Supt. Dr. Steve Webner says their consultant, ISG, evaluated facilities, and brought their report to the board.


Dr. Webner urges everyone in the Le Mars School District  fill out the survey.


He describes the building options before the district.


Clark and Franklin Elementary are the oldest buildings in the school district.


The survey presents several facilities options to district residents.

Dr Webner says the school board also wants to know what LCSD residents think is the best way to pay for potential improvements.


There are several ways to consider paying for potential school improvements.


The survey can be found at www.lemarscsd.org. It can be taken online, or you can print it out and return to the school district office. Completed surveys must be returned by June 1.



The Le Mars Community School Board this week approved a contract for tennis court repairs. This work will postpone major repairs that are needed.
There are six tennis courts at Le Mars High School. Three were built originally, and three more were added later. It’s the three oldest courts that need repair. Cracks in the concrete need to be repaired, and the courts need to be leveled, striped and painted.
This project costs an estimated 63-thousand dollars, and a contract was awarded for the work to an Omaha firm.
This will forestall major repairs that are needed. Supt. Dr. Steven Webner says the concrete needs to be replaced, and these repairs would total up to a million dollars. The district would have to create a fund, and build it up for several years, before such a project can be undertaken.



The Le Mars Community School District Board this week approved a budget amendment for the current fiscal year. This amendment reflects increased costs for food, and technology upgrades in the school district. The amendment totals 300-thousand dollars. Superintendent Dr. Steven Webner says this will not trigger an increase in taxes..



The latest report out Thursday shows the amount of drought in Iowa continues to shrink. The U-S Drought Monitor shows nearly 53 percent of the state is now drought free. That compares to September when the entire state was in some sort of drought, and the start of this year when only three percent of the state had no drought conditions.
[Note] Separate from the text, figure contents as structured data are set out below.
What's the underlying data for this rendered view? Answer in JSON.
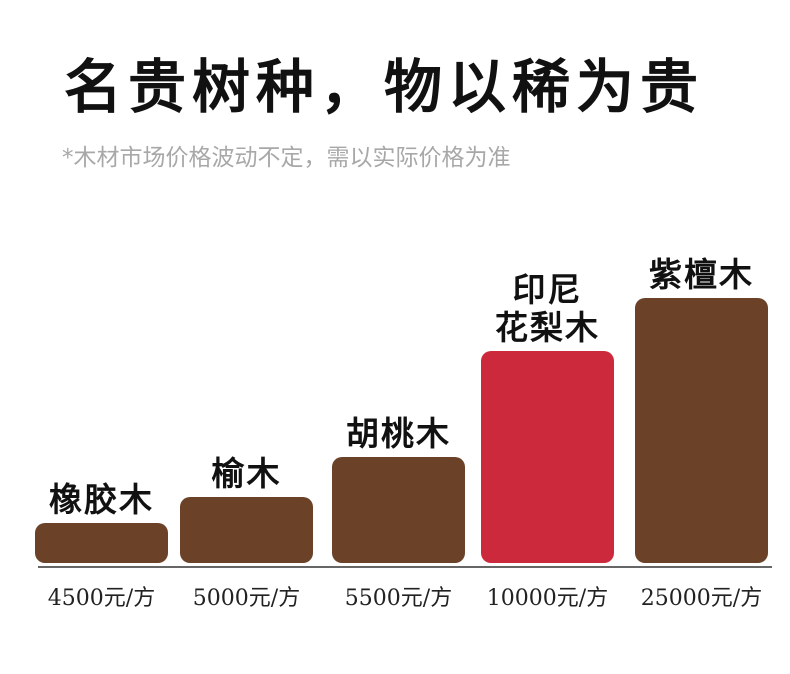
{
  "header": {
    "title": "名贵树种，物以稀为贵",
    "subtitle": "*木材市场价格波动不定，需以实际价格为准"
  },
  "chart_data": {
    "type": "bar",
    "title": "名贵树种，物以稀为贵",
    "subtitle": "*木材市场价格波动不定，需以实际价格为准",
    "categories": [
      [
        "橡胶木"
      ],
      [
        "榆木"
      ],
      [
        "胡桃木"
      ],
      [
        "印尼",
        "花梨木"
      ],
      [
        "紫檀木"
      ]
    ],
    "values": [
      4500,
      5000,
      5500,
      10000,
      25000
    ],
    "value_labels": [
      "4500元/方",
      "5000元/方",
      "5500元/方",
      "10000元/方",
      "25000元/方"
    ],
    "unit": "元/方",
    "colors": [
      "#6b4228",
      "#6b4228",
      "#6b4228",
      "#cc2a3c",
      "#6b4228"
    ],
    "highlight_color": "#cc2a3c",
    "bar_color": "#6b4228",
    "xlabel": "",
    "ylabel": "",
    "grid": false,
    "legend": "none"
  }
}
The driest conditions remain in a line from Mitchell County at the northern border down through 23 other counties in northeast and central Iowa. Those counties all have some level of severe drought.



Feeding America’s latest annual study shows that the hunger problem in Iowa is getting worse. Food Bank of Iowa C-E-O Michelle Book says the new “Map the Meal Gap” report covers 2022.
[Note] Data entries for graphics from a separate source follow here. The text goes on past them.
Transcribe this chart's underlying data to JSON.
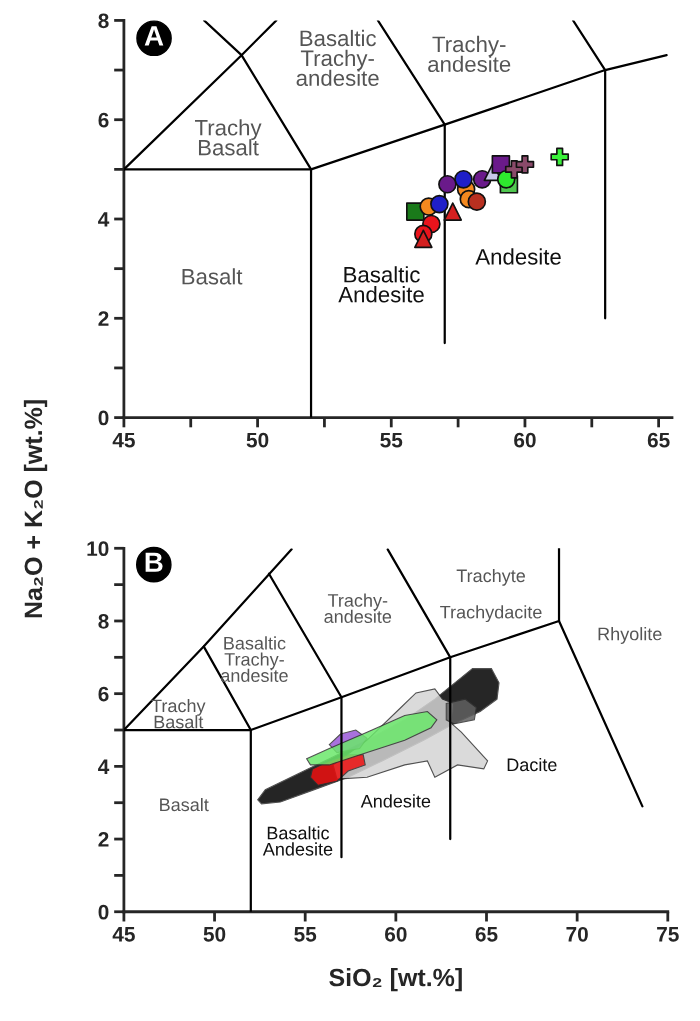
{
  "chart_data": [
    {
      "type": "scatter",
      "title": "A",
      "ylabel": "Na₂O + K₂O [wt.%]",
      "xlim": [
        45,
        65.5
      ],
      "ylim": [
        0,
        8
      ],
      "xticks": [
        45,
        {
          "value": 47.5,
          "label": null
        },
        50,
        {
          "value": 52.5,
          "label": null
        },
        55,
        {
          "value": 57.5,
          "label": null
        },
        60,
        {
          "value": 62.5,
          "label": null
        },
        65
      ],
      "yticks": [
        0,
        {
          "value": 1,
          "label": null
        },
        2,
        {
          "value": 3,
          "label": null
        },
        4,
        {
          "value": 5,
          "label": null
        },
        6,
        {
          "value": 7,
          "label": null
        },
        8
      ],
      "grid": false,
      "legend": false,
      "annotations": [
        "Basalt",
        "Trachy\nBasalt",
        "Basaltic\nTrachy-\nandesite",
        "Trachy-\nandesite",
        "Basaltic\nAndesite",
        "Andesite"
      ],
      "series": [
        {
          "type": "line",
          "color": "#000000",
          "x": [
            45,
            52,
            52
          ],
          "values": [
            5,
            5,
            0
          ]
        },
        {
          "type": "line",
          "color": "#000000",
          "x": [
            45,
            49.4,
            52
          ],
          "values": [
            5,
            7.3,
            5
          ]
        },
        {
          "type": "line",
          "color": "#000000",
          "x": [
            48.0,
            49.4
          ],
          "values": [
            8,
            7.3
          ]
        },
        {
          "type": "line",
          "color": "#000000",
          "x": [
            49.4,
            50.7
          ],
          "values": [
            7.3,
            8
          ]
        },
        {
          "type": "line",
          "color": "#000000",
          "x": [
            52,
            57,
            63,
            65.3
          ],
          "values": [
            5,
            5.9,
            7,
            7.3
          ]
        },
        {
          "type": "line",
          "color": "#000000",
          "x": [
            57,
            57
          ],
          "values": [
            1.5,
            5.9
          ]
        },
        {
          "type": "line",
          "color": "#000000",
          "x": [
            63,
            63
          ],
          "values": [
            2,
            7
          ]
        },
        {
          "type": "line",
          "color": "#000000",
          "x": [
            54.5,
            57
          ],
          "values": [
            8,
            5.9
          ]
        },
        {
          "type": "line",
          "color": "#000000",
          "x": [
            61.8,
            63
          ],
          "values": [
            8,
            7
          ]
        },
        {
          "marker": "square",
          "color": "#1a7a1a",
          "x": [
            55.9
          ],
          "values": [
            4.15
          ]
        },
        {
          "marker": "circle",
          "color": "#e8141c",
          "x": [
            56.5,
            56.2
          ],
          "values": [
            3.9,
            3.7
          ]
        },
        {
          "marker": "triangle",
          "color": "#d42020",
          "x": [
            56.2,
            57.3
          ],
          "values": [
            3.6,
            4.15
          ]
        },
        {
          "marker": "circle",
          "color": "#f5891f",
          "x": [
            56.4,
            57.8,
            57.9
          ],
          "values": [
            4.25,
            4.6,
            4.4
          ]
        },
        {
          "marker": "circle",
          "color": "#1f1fc8",
          "x": [
            56.8,
            57.7
          ],
          "values": [
            4.3,
            4.8
          ]
        },
        {
          "marker": "circle",
          "color": "#6a1a8a",
          "x": [
            57.1,
            58.4
          ],
          "values": [
            4.7,
            4.8
          ]
        },
        {
          "marker": "circle",
          "color": "#b83020",
          "x": [
            58.2
          ],
          "values": [
            4.35
          ]
        },
        {
          "marker": "triangle",
          "color": "#c8c8e8",
          "x": [
            58.8
          ],
          "values": [
            4.95
          ]
        },
        {
          "marker": "square",
          "color": "#6a1a8a",
          "x": [
            59.1
          ],
          "values": [
            5.1
          ]
        },
        {
          "marker": "square",
          "color": "#50c850",
          "x": [
            59.4
          ],
          "values": [
            4.7
          ]
        },
        {
          "marker": "circle",
          "color": "#2ee82e",
          "x": [
            59.3
          ],
          "values": [
            4.8
          ]
        },
        {
          "marker": "cross",
          "color": "#8a4a6a",
          "x": [
            59.6,
            60.0
          ],
          "values": [
            5.0,
            5.1
          ]
        },
        {
          "marker": "cross",
          "color": "#3af03a",
          "x": [
            61.3
          ],
          "values": [
            5.25
          ]
        }
      ]
    },
    {
      "type": "area",
      "title": "B",
      "xlabel": "SiO₂ [wt.%]",
      "xlim": [
        45,
        75
      ],
      "ylim": [
        0,
        10
      ],
      "xticks": [
        45,
        50,
        55,
        60,
        65,
        70,
        75
      ],
      "yticks": [
        0,
        {
          "value": 1,
          "label": null
        },
        2,
        {
          "value": 3,
          "label": null
        },
        4,
        {
          "value": 5,
          "label": null
        },
        6,
        {
          "value": 7,
          "label": null
        },
        8,
        {
          "value": 9,
          "label": null
        },
        10
      ],
      "grid": false,
      "legend": false,
      "annotations": [
        "Basalt",
        "Trachy\nBasalt",
        "Basaltic\nTrachy-\nandesite",
        "Trachy-\nandesite",
        "Trachyte",
        "Trachydacite",
        "Rhyolite",
        "Basaltic\nAndesite",
        "Andesite",
        "Dacite"
      ],
      "series": [
        {
          "color": "#000000",
          "x": [
            52.38,
            52.8,
            54.67,
            56.33,
            58.41,
            60.49,
            62.15,
            64.23,
            65.27,
            65.69,
            65.58,
            64.65,
            63.19,
            61.53,
            59.24,
            57.37,
            55.5,
            53.63,
            52.59
          ],
          "values": [
            3.08,
            3.36,
            3.81,
            4.21,
            4.72,
            5.28,
            5.85,
            6.69,
            6.69,
            6.3,
            5.85,
            5.51,
            5.17,
            4.72,
            4.15,
            3.7,
            3.36,
            3.02,
            2.97
          ]
        },
        {
          "color": "#d4d4d4",
          "x": [
            56.54,
            58.41,
            60.28,
            61.11,
            62.15,
            62.57,
            63.19,
            63.09,
            63.61,
            65.06,
            64.85,
            63.4,
            62.15,
            61.74,
            60.49,
            58.41,
            56.75
          ],
          "values": [
            4.04,
            4.72,
            5.62,
            6.02,
            6.13,
            5.85,
            5.73,
            5.17,
            4.94,
            4.15,
            3.93,
            4.04,
            3.7,
            4.15,
            4.04,
            3.7,
            3.65
          ]
        },
        {
          "color": "#606060",
          "x": [
            62.78,
            63.82,
            64.44,
            64.33,
            63.19,
            62.78
          ],
          "values": [
            5.73,
            5.85,
            5.62,
            5.28,
            5.17,
            5.28
          ]
        },
        {
          "color": "#ee1111",
          "x": [
            55.4,
            56.33,
            57.37,
            58.2,
            58.31,
            57.37,
            56.75,
            55.71,
            55.29
          ],
          "values": [
            3.93,
            4.15,
            4.32,
            4.32,
            4.04,
            3.87,
            3.59,
            3.48,
            3.7
          ]
        },
        {
          "color": "#9b59d9",
          "x": [
            56.33,
            56.95,
            57.79,
            58.41,
            58.0,
            56.75
          ],
          "values": [
            4.6,
            4.89,
            5.0,
            4.77,
            4.49,
            4.38
          ]
        },
        {
          "color": "#6be86b",
          "x": [
            55.08,
            56.33,
            58.41,
            60.49,
            61.74,
            62.26,
            61.94,
            60.49,
            58.41,
            56.33,
            55.29
          ],
          "values": [
            4.21,
            4.49,
            4.94,
            5.4,
            5.51,
            5.28,
            5.06,
            4.72,
            4.38,
            4.04,
            4.04
          ]
        },
        {
          "type": "line",
          "color": "#000000",
          "x": [
            45,
            52,
            52
          ],
          "values": [
            5,
            5,
            0
          ]
        },
        {
          "type": "line",
          "color": "#000000",
          "x": [
            45,
            49.4,
            54.25
          ],
          "values": [
            5,
            7.3,
            9.97
          ]
        },
        {
          "type": "line",
          "color": "#000000",
          "x": [
            49.4,
            52
          ],
          "values": [
            7.3,
            5
          ]
        },
        {
          "type": "line",
          "color": "#000000",
          "x": [
            53.0,
            57
          ],
          "values": [
            9.3,
            5.9
          ]
        },
        {
          "type": "line",
          "color": "#000000",
          "x": [
            52,
            57,
            63,
            69
          ],
          "values": [
            5,
            5.9,
            7,
            8
          ]
        },
        {
          "type": "line",
          "color": "#000000",
          "x": [
            57,
            57
          ],
          "values": [
            1.5,
            5.9
          ]
        },
        {
          "type": "line",
          "color": "#000000",
          "x": [
            63,
            63
          ],
          "values": [
            2,
            7
          ]
        },
        {
          "type": "line",
          "color": "#000000",
          "x": [
            59.55,
            63
          ],
          "values": [
            9.97,
            7
          ]
        },
        {
          "type": "line",
          "color": "#000000",
          "x": [
            69,
            69,
            73.6
          ],
          "values": [
            10,
            8,
            2.9
          ]
        }
      ]
    }
  ]
}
The report shows nearly 11 percent of Iowans and 15 percent of Iowa children aren’t getting enough food.


Appanoose and Wapello Counties are where the problem is the most acute.  Other counties facing food insecurity issues are Crawford, Lucas, Clarke and Des Moines counties. Book says Iowa’s wages are not keeping up with the cost of living.


The complete report can be found on line at FeedingAmerica.org



The April unemployment rate dropped to two-point-eight percent compared to two-point-nine percent in March. Iowa Workforce Development director, Beth Townsend, says there were no major ups or downs in the month.
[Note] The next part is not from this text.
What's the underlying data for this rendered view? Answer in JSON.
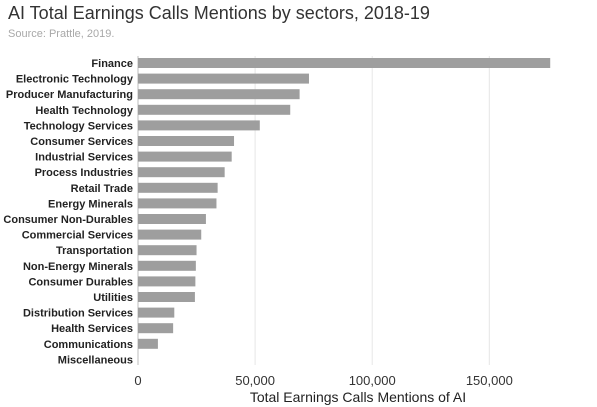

Townsend says the economy shows signs of easing with several industries inching back from huge hiring sprees earlier in the year.


Townsend says there appears to be some concern about the national economy.


The number of unemployed Iowans decreased by 15-hundred to 47-thousand-200 in April. Workers at the Tyson pork plant in Perry are slated to lose their jobs in June, and Townsend says they held a job fair there Thursday. She says they are trying to find the workers new jobs that are close.


The Perry plant has some 13-hundred workers.



Deere and Company is reducing is prediction of profits for its current operating year due to what the company says are challenging market conditions. Net sales and revenue for Deere products worldwide were down 12 percent in the last three months. Deere predicts sales of large farm equipment, like tractors and combines, will be down between 20 and 25 percent for the year. Over 300 workers at John Deere’s Waterloo Works were laid off indefinitely at the end of April. Deere announced last week that 34 workers at one of its plants in the Quad Cities would be laid off at the end of May.